Excise Tax on Vaping Products
Budget 2021 announced a consultation on a new excise duty on vaping products. Budget 2022 sets out a taxation framework on vaping products that include either liquid or solid vaping substances (whether or not they contain nicotine), with an equivalency of 1 ml of liquid = 1 gram of solids (excluding those already subject to the cannabis excise duty framework).
A federal excise duty rate of $1 per 2 ml, or fraction thereof, is proposed for the first 10 ml of vaping substance, and $1 per 10 ml, or fraction thereof, for volumes beyond that. If a province or territory were to choose to participate in a coordinated vaping taxation regime administered by the federal government as set out in the budget documents, an additional duty rate would be imposed in respect of dutiable vaping products intended for sale in that participating jurisdiction.
Other Excise Tax Measures
Excise Duty Framework
Budget 2022 proposes several amendments to streamline, strengthen, and adapt the cannabis excise duty framework specifically, as well as other excise regimes, including the following:
- allow licensed cannabis producers to remit excise duties on a quarterly rather than monthly basis, starting from the quarter that began on April 1, 2022 where the licensee’s required excise duty remittances for the four immediately preceding fiscal quarters were less than $1M in excise duties during the four fiscal quarters;
- allow CRA to approve certain contract-for-service arrangements between two licensed cannabis producers to permit the producers to:
- transfer stamps, and packaged but unstamped products, between them;
- stamp and enter cannabis products into the retail market that have been packaged by the other producer; and
- pay the excise duty on cannabis products that were stamped by the other producer.

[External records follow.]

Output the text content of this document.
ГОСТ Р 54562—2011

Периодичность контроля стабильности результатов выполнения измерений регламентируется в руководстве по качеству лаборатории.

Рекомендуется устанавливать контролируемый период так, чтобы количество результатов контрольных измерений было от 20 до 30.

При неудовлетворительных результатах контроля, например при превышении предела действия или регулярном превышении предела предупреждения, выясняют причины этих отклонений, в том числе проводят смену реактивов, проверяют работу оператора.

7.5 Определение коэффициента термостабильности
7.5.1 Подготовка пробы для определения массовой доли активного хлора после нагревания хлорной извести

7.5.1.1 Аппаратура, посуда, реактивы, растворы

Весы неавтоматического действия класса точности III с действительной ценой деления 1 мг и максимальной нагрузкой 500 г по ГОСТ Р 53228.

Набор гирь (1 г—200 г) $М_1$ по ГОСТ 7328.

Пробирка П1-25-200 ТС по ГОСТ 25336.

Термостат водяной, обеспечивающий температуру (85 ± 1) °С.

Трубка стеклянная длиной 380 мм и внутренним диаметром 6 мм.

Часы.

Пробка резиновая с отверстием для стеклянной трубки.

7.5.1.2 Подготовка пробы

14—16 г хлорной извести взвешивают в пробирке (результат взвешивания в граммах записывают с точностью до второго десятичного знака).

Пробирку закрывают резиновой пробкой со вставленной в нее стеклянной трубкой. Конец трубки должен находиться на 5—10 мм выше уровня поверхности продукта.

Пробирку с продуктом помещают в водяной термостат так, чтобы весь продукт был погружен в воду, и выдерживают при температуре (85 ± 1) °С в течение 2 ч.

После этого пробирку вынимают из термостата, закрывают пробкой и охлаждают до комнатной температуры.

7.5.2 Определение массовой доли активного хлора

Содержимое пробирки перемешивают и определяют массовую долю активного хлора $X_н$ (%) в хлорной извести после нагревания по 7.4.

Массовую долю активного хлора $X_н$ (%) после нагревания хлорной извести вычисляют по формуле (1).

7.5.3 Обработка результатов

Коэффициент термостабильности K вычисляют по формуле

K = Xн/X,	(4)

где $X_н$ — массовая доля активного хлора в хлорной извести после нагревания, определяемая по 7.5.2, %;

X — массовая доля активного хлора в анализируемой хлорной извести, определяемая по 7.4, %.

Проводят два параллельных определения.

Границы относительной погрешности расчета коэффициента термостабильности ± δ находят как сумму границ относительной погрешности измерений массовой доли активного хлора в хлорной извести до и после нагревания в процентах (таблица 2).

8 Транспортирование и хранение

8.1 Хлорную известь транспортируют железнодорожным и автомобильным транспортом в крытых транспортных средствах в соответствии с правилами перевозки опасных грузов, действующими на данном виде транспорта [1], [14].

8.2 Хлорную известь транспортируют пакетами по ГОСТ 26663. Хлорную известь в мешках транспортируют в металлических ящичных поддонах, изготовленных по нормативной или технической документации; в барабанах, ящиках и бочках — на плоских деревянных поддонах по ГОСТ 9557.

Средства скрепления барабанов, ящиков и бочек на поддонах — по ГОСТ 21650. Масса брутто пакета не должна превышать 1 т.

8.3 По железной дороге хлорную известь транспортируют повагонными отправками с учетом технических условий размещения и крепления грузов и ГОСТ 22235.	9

- amend the penalty provision for lost cannabis excise stamps so that the higher penalty for losing stamps for a province or territory would only apply where the adjustment rate for that jurisdiction is greater than 0%;
- apply the existing cannabis penalty provisions to situations where unlicensed parties illegally possess or purchase cannabis products, and where licensed parties illegally distribute cannabis products;
- exempt holders of a Health Canada-issue Research Licence or Cannabis Drug Licence from the requirement to be licensed under the excise duty regime;
- in respect of spirits, wine, tobacco and cannabis products:
- add all cancellation criteria for an excise licence, other than a proactive request by a licensee to cancel its licence, to the criteria that CRA may use to suspend an excise licence;
- remove cash and transferable bonds issued by the Government of Canada, and add bank drafts and Canada Post money orders, to the types of financial security that could be accepted by CRA; and
- confirm the ability of CRA to carry out virtual audits and reviews of all licensees.
Except where indicated otherwise, the above proposals would be effective only on Royal Assent.
100% Canadian Wine Exemption
Wine that is produced in Canada and composed wholly of agricultural or plant product grown in Canada (i.e. 100% Canadian wine) is presently exempt from excise duties. However, this exemption was challenged at the World Trade Organization (WTO). In accordance with a settlement reached in July 2020, Budget 2022 proposes to repeal the 100% Canadian wine excise duty exemption effective on June 30, 2022.
At present, wine and spirits containing no more than 0.5% alcohol by volume (ABV) are exempt from federal excise duty, however beer containing no more than 0.5% ABV is subject to duty. Budget 2022 proposes to eliminate excise duty for beer containing no more than 0.5% ABV, bringing the tax treatment of such beer into line with the treatment of wine and spirits with the same alcohol content. This measure would come into force on July 1, 2022.